Capacity markets are a “mixed bag,” the paper reports. “They can keep a few uneconomical and polluting power plants on life support” but the same “out-of-market prices” create opportunities for demand side resources such as demand response and battery storage.
“PJM’s annual capacity market clears more than 10,000 MW of demand response to serve resource adequacy purposes, thereby avoiding 10,000 MW of existing or new fossil-fueled generation,” the paper adds.
But like other resource-rich markets such as the Southwest Power Pool, the West does not need a capacity market, Zichella argued.
The West has wind generation with capacity factors higher than its natural gas plants and abundant solar, he said. Because those renewables are spread across three time zones, abundant afternoon California solar can be exported east to help meet evening peaks. Strong nighttime winds in the Midwest and Plains, meanwhile, can be exported to the West to meet evening peaks.
Existing natural gas plant capacity factors in the West are around 30%, leaving 70% of that supply available as flexibility if the system is in place to share it, Zichella said.
The proposed regional system “should avoid the establishment of a capacity market, which can perpetuate uneconomical generation…[and] is not needed in the Western Interconnection to meet reliability,” the paper concludes.
“Insisting on a capacity market could sabotage the regional market because it opens the possibility of keeping inefficient and polluting resources around,” Zichella said. “It is not necessary so why hang the whole idea up for it.”
Moving to top-down planning
As western states continue to add more renewable energy, “a more holistic planning process will be needed,” the paper argues.
There are two kinds of planning, Zichella said — "top-down and bottom-up.”
Regional market planning would be a top-down look at the whole system, instead of the bottom-up perspective the 38 individual BAAs now have.

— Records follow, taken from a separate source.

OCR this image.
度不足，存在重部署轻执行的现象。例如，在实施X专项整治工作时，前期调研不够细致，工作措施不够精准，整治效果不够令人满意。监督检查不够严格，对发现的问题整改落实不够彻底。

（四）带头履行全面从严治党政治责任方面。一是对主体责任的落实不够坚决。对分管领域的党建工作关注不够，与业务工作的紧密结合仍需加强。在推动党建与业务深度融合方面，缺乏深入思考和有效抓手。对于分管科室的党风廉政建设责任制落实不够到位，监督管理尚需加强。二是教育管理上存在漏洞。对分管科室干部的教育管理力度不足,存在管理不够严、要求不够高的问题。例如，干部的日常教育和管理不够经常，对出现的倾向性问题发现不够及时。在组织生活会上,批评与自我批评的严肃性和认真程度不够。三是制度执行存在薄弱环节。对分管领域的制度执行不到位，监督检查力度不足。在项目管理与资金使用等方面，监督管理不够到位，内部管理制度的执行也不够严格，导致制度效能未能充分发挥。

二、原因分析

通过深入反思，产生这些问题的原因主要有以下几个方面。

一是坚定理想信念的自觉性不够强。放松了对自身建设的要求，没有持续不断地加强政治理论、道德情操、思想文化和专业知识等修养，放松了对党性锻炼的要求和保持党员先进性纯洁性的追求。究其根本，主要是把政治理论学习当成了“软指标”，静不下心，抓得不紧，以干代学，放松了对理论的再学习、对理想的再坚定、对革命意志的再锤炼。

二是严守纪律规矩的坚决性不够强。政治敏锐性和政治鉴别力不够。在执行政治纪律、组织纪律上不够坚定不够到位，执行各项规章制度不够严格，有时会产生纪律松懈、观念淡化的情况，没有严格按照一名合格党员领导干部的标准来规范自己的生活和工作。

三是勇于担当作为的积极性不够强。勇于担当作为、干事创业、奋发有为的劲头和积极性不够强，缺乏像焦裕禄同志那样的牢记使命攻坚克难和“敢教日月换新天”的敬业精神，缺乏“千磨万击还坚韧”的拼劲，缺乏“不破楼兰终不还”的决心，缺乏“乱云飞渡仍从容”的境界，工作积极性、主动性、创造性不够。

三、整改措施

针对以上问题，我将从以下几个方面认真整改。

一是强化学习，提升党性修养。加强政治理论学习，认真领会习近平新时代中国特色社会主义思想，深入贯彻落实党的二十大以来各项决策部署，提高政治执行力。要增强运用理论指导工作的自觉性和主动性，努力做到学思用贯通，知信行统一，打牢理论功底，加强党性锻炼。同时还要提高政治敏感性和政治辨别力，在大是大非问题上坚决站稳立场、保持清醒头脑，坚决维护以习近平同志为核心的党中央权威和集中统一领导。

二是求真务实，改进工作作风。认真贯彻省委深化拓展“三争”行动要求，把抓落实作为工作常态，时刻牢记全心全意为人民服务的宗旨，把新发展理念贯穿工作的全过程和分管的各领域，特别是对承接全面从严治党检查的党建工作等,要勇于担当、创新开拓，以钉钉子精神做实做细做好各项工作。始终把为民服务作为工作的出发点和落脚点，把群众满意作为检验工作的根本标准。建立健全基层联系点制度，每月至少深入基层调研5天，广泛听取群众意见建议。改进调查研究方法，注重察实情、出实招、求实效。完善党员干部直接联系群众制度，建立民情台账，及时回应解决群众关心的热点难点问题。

Resource Adequacy assessments would continue to be done regularly because in any given year needs can shift, Zichella said.
A larger framework would provide more clarity about “short- and long-term system and reliability needs” and better understanding of how “non-wire” approaches like energy efficiency, demand response, and on-site electricity storage could be of greater value to the system, the paper reports.
A system operator could also see and use existing capacity more efficiently to avoid congestion or the overbuilding of reserves and transmission, it adds.
It would also be easier to identify and respond to barriers to renewables integration, Zichella said. That is what MISO did through the set of transmission multi-value projects it planned and is building to help member states meet their renewables mandates.
Planning for stranded assets
There is another kind of planning that will be necessary to make a West region market appealing to utilities, Zichella said.
With an accelerated transition to renewables, utilities and their regulators will become increasingly concerned about pricing operational plants out of the market before they go offline — creating what’s termed a “stranded asset.”
“There are strategies for dealing with stranded assets,” Zichella said. An example is in the recent Oregon legislation that increased that state’s renewables mandate to 50% by 2040. The transition to renewables was scheduled to allow utilities there to depreciate their coal plants in coordination with the mandate’s interim targets.
“Utah has also been talking about accelerated depreciation for coal plants so they can be taken off the books faster,” Zichella said. “The idea is to allow them to recover their costs but hopefully not replace the coal plants with natural gas generation.”
There is also a larger perspective, he added. “The Wyoming and Montana economies, for instance, are based on resource extraction industries, but they have the opportunity to soften their glide path with renewables and new transmission.”
States rich with wind and solar will be able to develop "reciprocal relationships throughout the West, Zichella said. “There are adequate resources to meet any grid condition.”